I hope that noble Lords will feel able to support these amendments. I beg to move.
My Lords, I thank the Minister for bringing these amendments before the House and for clearly setting out the minor and technical corrections to the legislation. Ensuring legal consistency is crucial, and aligning the wording with the Agricultural Holdings Act 1986 will help maintain uniformity across legislation.
As we will discover in coming days, the agricultural aspects of the Bill are both detailed and complex, containing numerous references to specialised terminology. Any technical amendments that help harmonise such language are most welcome on these Benches.
I trust the Minister will continue to approach these proceedings with a collaborative and constructive mindset. These amendments demonstrate that the legislation, as drafted, is not beyond improvement, and we welcome the Government’s recognition of that fact. It is our hope that suggestions from your Lordships’ House are given due consideration and are not dismissed too readily from the Dispatch Box.
We trust that the Minister will also view forthcoming amendments in the spirit intended: to test and to probe the Government’s rationale in pursuing particular policy choices, particularly when it comes to the inclusion or the omission of specific clauses and definitions in the Bill. We are grateful for the opportunity to raise these important issues and we welcome continued constructive dialogue on how we can best improve the technical framework of the legislation.
On that note, I wish to ask further questions of the Government on government Amendment 183. From our understanding, this amends the Charities Act, as the Minister said, to ensure that the disposition of leases which are assured tenancies will be subject to that Act. However, as she said, the requirement to obtain a written report from an independent property adviser could be costly. The costs of these reports vary, and they can impose a significant burden on whoever is footing the bill for them.

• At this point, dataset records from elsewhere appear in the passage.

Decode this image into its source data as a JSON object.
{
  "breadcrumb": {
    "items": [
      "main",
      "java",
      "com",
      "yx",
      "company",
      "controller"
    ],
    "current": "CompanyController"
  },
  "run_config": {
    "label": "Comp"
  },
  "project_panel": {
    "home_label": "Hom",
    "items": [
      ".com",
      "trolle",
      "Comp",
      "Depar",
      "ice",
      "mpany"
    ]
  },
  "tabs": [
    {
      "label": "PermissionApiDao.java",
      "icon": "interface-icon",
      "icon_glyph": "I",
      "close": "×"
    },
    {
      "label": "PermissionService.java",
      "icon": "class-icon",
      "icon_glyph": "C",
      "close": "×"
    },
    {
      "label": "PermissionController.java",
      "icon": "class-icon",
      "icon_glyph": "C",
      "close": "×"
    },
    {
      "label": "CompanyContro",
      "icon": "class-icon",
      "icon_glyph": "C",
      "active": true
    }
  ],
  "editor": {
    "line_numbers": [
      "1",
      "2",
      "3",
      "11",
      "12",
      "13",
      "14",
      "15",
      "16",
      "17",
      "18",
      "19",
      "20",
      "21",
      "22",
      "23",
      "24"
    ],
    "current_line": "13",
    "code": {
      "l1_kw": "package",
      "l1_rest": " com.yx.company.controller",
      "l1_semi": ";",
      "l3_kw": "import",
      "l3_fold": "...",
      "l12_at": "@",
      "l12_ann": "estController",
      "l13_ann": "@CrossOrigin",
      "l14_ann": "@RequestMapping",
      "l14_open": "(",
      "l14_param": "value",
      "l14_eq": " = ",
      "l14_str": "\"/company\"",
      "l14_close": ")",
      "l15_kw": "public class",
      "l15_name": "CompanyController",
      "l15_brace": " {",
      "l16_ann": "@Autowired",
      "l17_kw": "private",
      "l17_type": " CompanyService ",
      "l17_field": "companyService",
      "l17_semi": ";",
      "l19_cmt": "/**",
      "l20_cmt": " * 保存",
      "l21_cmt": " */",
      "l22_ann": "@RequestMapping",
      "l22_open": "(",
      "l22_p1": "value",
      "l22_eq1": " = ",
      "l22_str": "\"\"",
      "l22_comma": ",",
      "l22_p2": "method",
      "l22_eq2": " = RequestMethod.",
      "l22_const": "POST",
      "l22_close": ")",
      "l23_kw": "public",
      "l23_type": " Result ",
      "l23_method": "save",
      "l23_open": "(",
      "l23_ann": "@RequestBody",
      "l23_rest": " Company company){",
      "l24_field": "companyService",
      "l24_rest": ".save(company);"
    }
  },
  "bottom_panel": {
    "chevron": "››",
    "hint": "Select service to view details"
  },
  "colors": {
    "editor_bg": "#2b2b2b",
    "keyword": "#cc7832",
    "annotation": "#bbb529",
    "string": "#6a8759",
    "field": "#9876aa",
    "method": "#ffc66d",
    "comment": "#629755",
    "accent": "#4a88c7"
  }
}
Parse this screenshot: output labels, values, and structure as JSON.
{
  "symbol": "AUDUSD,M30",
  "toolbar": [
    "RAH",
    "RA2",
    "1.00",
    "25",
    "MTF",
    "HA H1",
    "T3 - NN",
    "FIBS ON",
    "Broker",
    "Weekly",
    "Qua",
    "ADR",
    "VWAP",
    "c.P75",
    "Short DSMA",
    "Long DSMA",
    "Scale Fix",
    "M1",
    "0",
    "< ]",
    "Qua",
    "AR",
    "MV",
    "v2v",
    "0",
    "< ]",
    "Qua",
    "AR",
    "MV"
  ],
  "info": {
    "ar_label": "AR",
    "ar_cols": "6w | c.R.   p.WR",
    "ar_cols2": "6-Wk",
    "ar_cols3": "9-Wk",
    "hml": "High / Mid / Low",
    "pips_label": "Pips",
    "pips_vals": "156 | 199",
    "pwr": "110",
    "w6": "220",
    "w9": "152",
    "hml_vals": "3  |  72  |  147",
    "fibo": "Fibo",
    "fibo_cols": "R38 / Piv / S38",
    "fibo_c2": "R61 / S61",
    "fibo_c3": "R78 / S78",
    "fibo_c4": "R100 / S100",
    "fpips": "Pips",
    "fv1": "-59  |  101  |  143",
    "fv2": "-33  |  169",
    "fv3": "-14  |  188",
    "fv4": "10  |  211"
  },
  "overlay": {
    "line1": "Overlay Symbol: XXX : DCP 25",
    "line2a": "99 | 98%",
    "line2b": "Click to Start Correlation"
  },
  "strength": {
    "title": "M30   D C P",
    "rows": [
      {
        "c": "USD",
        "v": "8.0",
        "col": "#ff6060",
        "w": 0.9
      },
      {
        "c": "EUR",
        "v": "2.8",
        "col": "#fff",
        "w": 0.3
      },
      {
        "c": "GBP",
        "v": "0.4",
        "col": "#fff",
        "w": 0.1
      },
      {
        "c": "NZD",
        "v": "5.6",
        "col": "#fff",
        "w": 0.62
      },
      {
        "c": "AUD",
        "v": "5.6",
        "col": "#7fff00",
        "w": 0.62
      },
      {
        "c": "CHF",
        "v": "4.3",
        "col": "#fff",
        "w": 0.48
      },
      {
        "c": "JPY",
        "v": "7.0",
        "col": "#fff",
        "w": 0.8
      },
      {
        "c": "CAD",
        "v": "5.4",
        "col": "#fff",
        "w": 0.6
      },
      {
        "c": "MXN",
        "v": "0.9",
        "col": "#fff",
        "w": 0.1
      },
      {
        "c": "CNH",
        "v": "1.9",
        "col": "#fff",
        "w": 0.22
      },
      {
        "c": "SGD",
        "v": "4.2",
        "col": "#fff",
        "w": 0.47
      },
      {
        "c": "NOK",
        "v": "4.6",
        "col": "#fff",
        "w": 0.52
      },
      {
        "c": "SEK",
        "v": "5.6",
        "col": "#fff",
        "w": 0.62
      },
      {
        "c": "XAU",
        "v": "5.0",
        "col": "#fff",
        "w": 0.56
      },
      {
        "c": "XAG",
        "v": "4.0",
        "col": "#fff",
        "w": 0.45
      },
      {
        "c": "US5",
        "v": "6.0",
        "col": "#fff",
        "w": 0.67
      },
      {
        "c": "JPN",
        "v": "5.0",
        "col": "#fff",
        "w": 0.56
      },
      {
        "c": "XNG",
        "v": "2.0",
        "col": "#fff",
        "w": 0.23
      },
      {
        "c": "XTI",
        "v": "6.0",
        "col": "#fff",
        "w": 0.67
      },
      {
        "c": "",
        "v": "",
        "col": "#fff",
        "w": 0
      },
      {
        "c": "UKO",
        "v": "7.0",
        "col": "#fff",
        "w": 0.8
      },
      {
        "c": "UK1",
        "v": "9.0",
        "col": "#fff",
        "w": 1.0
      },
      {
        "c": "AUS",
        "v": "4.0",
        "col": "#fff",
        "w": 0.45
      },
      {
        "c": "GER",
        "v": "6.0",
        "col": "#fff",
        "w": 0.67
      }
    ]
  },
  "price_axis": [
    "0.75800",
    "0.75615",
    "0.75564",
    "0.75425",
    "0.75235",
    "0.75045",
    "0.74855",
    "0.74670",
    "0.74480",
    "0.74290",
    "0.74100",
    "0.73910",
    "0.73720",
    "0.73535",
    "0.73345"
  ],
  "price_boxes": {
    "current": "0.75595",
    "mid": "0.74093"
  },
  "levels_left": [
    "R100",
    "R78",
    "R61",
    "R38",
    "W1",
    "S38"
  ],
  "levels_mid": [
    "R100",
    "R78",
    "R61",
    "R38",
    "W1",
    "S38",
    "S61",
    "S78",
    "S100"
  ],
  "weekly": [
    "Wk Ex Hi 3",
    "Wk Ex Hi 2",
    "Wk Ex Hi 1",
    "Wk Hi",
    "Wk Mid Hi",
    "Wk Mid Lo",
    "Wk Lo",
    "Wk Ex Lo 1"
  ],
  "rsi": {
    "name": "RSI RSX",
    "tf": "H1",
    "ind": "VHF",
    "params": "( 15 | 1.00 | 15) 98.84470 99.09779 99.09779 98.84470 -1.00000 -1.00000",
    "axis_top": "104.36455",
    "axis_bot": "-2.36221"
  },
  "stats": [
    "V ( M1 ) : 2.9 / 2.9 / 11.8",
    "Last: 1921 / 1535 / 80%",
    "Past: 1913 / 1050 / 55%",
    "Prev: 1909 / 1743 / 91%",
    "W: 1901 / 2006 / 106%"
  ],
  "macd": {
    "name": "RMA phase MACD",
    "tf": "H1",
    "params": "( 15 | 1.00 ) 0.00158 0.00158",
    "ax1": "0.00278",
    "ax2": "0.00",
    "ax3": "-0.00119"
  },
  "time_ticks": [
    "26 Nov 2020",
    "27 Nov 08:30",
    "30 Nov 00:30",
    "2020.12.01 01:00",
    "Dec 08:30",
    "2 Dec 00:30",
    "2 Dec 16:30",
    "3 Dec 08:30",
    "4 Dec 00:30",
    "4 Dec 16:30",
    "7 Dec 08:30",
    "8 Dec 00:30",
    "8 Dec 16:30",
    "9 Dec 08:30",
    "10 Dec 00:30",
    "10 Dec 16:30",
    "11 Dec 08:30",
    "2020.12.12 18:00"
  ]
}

So I would be grateful if the Minister could just clarify in writing that no charities will be required to obtain this particular report and, if there are some that will continue to need it, can she set out the conditions on which those reports from an independent adviser will be required?
If trustees do not comply with the law, they may be personally liable if this report is required and they do not do it; therefore, it is really important that we get absolute clarity on who, if anybody, will be required to do that. I reiterate the importance of keeping the core text of the Bill simple and, where possible, as focused as we can.
Just to respond briefly to the noble Baroness, I understand that the change to the Charities Act 2011 means that charities would not be required to obtain the designated adviser report prior to granting. They would be required to obtain advice and consider whether the terms of the lease are the best that can be reasonably obtained by the charity; that would be the requirement for trustees. But I will respond in writing to the noble Baroness just to confirm that that is the case.